Your question essentially asks, given a function $f$ that takes an input $i$ of length $k$ and produces an output $o$ of length $k$.
$$i \in \{0, 1\}^k, o \in \{0, 1\}^k $$
$$f(i) = o $$
How many times on average will $f$ have to be recursively called on itself such that it collides with one of it's inputs or outputs (all previous outputs are also inputs).
$$f(f(f(...f(i)...))) = i$$.
Since we are assuming $f$ is a cipher, lets be generous and assume that $f$ randomly maps $i$s to $o$ (that is, lets assume $f$ is secure) such that the same $i$ always produces the same $o$. This is, $f$ is a random permutation over $2^k$ possible $i$s (remember $i$ is a binary number of $k$ digits).

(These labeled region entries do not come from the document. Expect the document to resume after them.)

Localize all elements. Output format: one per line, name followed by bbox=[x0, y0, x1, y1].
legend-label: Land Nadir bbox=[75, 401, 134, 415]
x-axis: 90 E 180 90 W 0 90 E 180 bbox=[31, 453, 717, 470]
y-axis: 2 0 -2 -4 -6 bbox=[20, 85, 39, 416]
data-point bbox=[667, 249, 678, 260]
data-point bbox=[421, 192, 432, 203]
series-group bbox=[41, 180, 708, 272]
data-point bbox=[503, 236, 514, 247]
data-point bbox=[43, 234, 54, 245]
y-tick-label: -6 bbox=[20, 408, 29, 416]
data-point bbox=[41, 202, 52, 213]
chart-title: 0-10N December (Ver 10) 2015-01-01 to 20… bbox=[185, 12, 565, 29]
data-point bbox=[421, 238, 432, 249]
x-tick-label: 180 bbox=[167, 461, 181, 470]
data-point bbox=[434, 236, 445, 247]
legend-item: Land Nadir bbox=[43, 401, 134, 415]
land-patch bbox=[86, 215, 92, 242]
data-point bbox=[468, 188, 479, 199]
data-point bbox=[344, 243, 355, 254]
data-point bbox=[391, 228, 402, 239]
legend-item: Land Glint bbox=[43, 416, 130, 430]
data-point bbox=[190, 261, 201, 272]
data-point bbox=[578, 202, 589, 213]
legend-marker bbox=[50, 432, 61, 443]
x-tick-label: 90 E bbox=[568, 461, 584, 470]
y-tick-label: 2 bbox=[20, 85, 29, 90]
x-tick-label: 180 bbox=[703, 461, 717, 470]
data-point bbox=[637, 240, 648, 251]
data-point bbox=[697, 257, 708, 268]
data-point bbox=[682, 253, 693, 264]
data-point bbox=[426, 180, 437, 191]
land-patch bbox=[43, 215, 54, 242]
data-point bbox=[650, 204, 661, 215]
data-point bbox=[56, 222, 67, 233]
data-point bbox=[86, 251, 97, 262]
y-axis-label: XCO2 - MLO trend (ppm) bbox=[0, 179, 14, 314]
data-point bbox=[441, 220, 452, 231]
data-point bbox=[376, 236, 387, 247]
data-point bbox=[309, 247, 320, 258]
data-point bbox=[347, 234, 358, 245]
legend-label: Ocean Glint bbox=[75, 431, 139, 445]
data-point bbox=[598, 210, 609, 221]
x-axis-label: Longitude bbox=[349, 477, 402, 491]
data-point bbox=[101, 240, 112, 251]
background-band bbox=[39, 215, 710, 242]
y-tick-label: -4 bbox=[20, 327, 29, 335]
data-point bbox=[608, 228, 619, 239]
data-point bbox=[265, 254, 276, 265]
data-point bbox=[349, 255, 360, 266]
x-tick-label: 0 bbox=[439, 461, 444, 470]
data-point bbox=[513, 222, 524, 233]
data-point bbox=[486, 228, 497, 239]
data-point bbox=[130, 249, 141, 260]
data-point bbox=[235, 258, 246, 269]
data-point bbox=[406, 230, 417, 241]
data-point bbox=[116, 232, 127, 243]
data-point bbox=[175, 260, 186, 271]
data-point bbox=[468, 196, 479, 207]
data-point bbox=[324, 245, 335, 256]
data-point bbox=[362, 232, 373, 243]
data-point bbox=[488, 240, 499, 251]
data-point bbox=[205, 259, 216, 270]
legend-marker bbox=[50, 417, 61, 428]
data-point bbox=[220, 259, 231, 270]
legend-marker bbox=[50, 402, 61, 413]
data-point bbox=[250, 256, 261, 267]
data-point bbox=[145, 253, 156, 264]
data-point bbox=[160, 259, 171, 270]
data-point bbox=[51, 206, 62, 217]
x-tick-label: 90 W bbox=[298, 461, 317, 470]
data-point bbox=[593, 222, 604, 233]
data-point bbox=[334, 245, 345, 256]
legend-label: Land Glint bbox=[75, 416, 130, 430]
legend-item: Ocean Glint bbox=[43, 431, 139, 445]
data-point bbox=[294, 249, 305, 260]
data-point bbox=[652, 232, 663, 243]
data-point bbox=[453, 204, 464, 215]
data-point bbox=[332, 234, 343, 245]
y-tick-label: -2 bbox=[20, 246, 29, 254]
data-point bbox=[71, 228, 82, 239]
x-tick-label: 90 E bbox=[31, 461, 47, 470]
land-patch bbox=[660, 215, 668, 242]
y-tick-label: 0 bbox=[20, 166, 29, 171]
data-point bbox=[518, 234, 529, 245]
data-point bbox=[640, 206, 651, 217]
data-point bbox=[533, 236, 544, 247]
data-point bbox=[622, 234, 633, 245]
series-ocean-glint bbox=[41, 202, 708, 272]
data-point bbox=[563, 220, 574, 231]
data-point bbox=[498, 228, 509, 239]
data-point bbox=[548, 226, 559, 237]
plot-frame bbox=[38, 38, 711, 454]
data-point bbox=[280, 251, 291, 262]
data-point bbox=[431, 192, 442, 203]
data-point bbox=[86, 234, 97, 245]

This question really asks:
- how many times must a permutation on $2^k$ elements be applied to itself such that it repeats (that is the "order of a permutation")
- and what is the average order of a random permutation on $2^k$ elements.
The Landau function give us the worst possible number of steps we would need to take to get a permeation to repeat itself. This is our upper bound and the answer to question 1.
Question 2 I don't have an exact answer for you but there has been a lot of mathematic work in this area (Paul Erdos worked on this a bit). There is a mathoverflow question/answer on the average order of a permutation as well.